Before any of this transpired, Lynn Bulock, a deacon at New Hope Lutheran Church in Agoura Hills, was already assembling the Southwest California Synod’s application for a grant from ELCA Disability Ministries. In October 2018, Disability Ministries announced that it was offering as many as 25 grants of $10,000 each for congregations, synods and affiliates to start mental health ministries.
Bulock was excited to apply right away because she’s a grant writer for the National Alliance on Mental Illness (NAMI), in addition to serving as director for senior ministry at New Hope. Originally, she planned to start a mental health ministry in each of the synod’s nine conferences. “But then the first two weeks of November happened,” she said.
There was an outpouring of support in the immediate aftermath of the shooting and fires. People and organizations supplied money, shelter, food, comfort animals and more. Lutheran Disaster Response worked with Lutheran Social Services of Southern California to provide about $20,000 for essentials for wildfire evacuees.
But Bulock and her grant application committee knew these events had caused lasting trauma so they narrowed their focus to help those most directly affected.
The synod received a Disability Ministries’ grant to help fund educational and support resources for six ELCA congregations affected by the shooting and fires. The funds also will be used to provide counseling services through California Lutheran University, Thousand Oaks, and to help establish a synod database of local mental health resources.
The six congregations vary in size—the largest has an average weekly worship attendance of 600 and the smallest has 59.
Some of the congregations’ members were directly affected by the fires or the shooting. Others, including a 92-year-old member of New Hope, wondered why they weren’t. She lives in a row of condos destroyed by fire; only her unit was left intact. What members of all these communities have in common is a need for ways to cope.
Statistics from NAMI and the National Institutes of Health show that people with mental health concerns are as likely to seek help from their church as from a medical or mental health professional.

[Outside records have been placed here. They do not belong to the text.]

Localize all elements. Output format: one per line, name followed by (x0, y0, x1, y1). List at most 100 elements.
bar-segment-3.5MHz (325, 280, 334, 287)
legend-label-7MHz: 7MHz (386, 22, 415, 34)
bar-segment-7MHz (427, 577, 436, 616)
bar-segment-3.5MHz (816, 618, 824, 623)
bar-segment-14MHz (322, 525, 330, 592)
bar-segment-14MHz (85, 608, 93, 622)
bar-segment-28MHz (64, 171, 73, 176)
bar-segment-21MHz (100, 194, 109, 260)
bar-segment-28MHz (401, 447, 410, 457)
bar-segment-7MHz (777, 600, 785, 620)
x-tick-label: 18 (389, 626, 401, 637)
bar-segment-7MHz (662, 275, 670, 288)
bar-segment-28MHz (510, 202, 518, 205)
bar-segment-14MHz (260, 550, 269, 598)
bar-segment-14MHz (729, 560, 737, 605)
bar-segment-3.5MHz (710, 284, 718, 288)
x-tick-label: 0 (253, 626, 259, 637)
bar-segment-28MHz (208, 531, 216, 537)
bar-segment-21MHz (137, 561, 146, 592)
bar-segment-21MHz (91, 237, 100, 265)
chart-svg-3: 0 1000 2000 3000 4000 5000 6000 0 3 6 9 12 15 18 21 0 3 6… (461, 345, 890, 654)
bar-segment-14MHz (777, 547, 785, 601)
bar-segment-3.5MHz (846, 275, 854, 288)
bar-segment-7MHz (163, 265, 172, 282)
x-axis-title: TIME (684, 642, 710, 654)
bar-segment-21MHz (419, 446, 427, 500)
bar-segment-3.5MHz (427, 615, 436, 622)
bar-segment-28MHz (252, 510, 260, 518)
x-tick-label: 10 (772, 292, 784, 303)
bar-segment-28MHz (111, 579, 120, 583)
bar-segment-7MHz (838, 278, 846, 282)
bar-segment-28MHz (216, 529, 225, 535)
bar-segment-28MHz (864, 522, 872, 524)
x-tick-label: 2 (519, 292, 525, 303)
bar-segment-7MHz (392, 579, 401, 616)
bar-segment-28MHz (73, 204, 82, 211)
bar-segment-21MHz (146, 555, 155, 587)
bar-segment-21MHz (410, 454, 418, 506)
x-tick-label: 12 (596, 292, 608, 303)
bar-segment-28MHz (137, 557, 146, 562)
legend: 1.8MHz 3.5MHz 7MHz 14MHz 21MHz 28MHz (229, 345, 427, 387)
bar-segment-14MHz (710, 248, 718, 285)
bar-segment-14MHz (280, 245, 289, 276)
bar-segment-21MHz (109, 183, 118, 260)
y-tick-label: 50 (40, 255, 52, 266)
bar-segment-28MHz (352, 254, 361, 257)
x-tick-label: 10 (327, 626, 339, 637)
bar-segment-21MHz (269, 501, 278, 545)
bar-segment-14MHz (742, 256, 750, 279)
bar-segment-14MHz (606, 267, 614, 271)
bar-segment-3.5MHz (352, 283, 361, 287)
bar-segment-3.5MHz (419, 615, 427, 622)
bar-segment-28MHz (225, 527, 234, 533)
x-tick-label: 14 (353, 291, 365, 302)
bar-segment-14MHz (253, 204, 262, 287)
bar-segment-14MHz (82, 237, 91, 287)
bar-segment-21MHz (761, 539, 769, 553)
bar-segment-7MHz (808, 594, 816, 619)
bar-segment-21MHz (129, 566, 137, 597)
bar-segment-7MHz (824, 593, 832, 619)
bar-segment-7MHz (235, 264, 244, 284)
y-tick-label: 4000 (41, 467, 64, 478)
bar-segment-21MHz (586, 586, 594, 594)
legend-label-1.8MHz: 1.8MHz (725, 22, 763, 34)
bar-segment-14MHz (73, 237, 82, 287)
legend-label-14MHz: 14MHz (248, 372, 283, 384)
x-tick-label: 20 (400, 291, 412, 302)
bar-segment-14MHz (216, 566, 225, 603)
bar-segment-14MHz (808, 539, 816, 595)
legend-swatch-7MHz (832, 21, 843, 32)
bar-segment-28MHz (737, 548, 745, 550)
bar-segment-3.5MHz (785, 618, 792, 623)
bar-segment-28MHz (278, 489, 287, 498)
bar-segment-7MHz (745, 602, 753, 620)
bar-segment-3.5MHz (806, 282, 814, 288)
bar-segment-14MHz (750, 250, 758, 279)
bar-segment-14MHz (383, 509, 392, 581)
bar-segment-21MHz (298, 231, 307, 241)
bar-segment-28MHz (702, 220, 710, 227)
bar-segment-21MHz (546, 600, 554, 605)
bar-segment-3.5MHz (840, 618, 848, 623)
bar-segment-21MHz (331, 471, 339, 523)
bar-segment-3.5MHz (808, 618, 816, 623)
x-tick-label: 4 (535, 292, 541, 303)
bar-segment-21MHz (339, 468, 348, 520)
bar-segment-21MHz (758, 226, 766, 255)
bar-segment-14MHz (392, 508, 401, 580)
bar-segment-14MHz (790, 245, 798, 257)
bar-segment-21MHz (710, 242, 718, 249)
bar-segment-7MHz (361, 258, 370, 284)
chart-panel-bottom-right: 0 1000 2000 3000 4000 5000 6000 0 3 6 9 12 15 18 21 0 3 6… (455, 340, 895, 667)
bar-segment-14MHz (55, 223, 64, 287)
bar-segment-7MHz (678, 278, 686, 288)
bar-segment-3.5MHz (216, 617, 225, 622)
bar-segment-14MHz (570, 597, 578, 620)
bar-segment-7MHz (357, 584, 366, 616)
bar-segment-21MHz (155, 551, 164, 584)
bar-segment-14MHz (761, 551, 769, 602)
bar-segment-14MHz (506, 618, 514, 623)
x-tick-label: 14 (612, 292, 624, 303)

After the disasters, people looked to the faith leaders in Ventura County for guidance.
Desta Goehner, director of congregational relations at California Lutheran, said she and campus ministers “went into overdrive,” offering comfort and counsel, and organizing vigils, memorials and funerals. Students told their stories to pastors they had never met before, trying to process their experiences.
Bulock wants all members of faith communities to know what to do when someone says they need help, and Carol Josefowski, coordinator of ELCA Disability Ministries, shares this vision. Josefowski knows people look to the church for meaning in times of confusion and tragedy, adding, “Religion is a place for natural seekers.”
Josefowski wants congregations to think purposefully about how they steward people in crisis, which is why the new application process for the grants is collaborative. The Disability Ministries team helps applicants design the best mental health solutions for their communities. The program seems to have tapped into a need that many faith communities already felt, as 55 congregations, synods and affiliates applied for the grants in 2019.
Bulock and her NAMI colleagues like to say that mental illness is not a “casserole illness,” she said, adding, “When you have cancer, someone shows up at your door with a casserole. No one does that if you have bipolar disorder. … We need to talk about mental illness the same way we talk about other chronic illness.”
As a faith community, Bulock said, “we need to expand our idea of what caring is.” She hopes the synod’s mental health ministry grant will help do this in Ventura County, where people are still trying to rebuild both their homes and their mental wellness.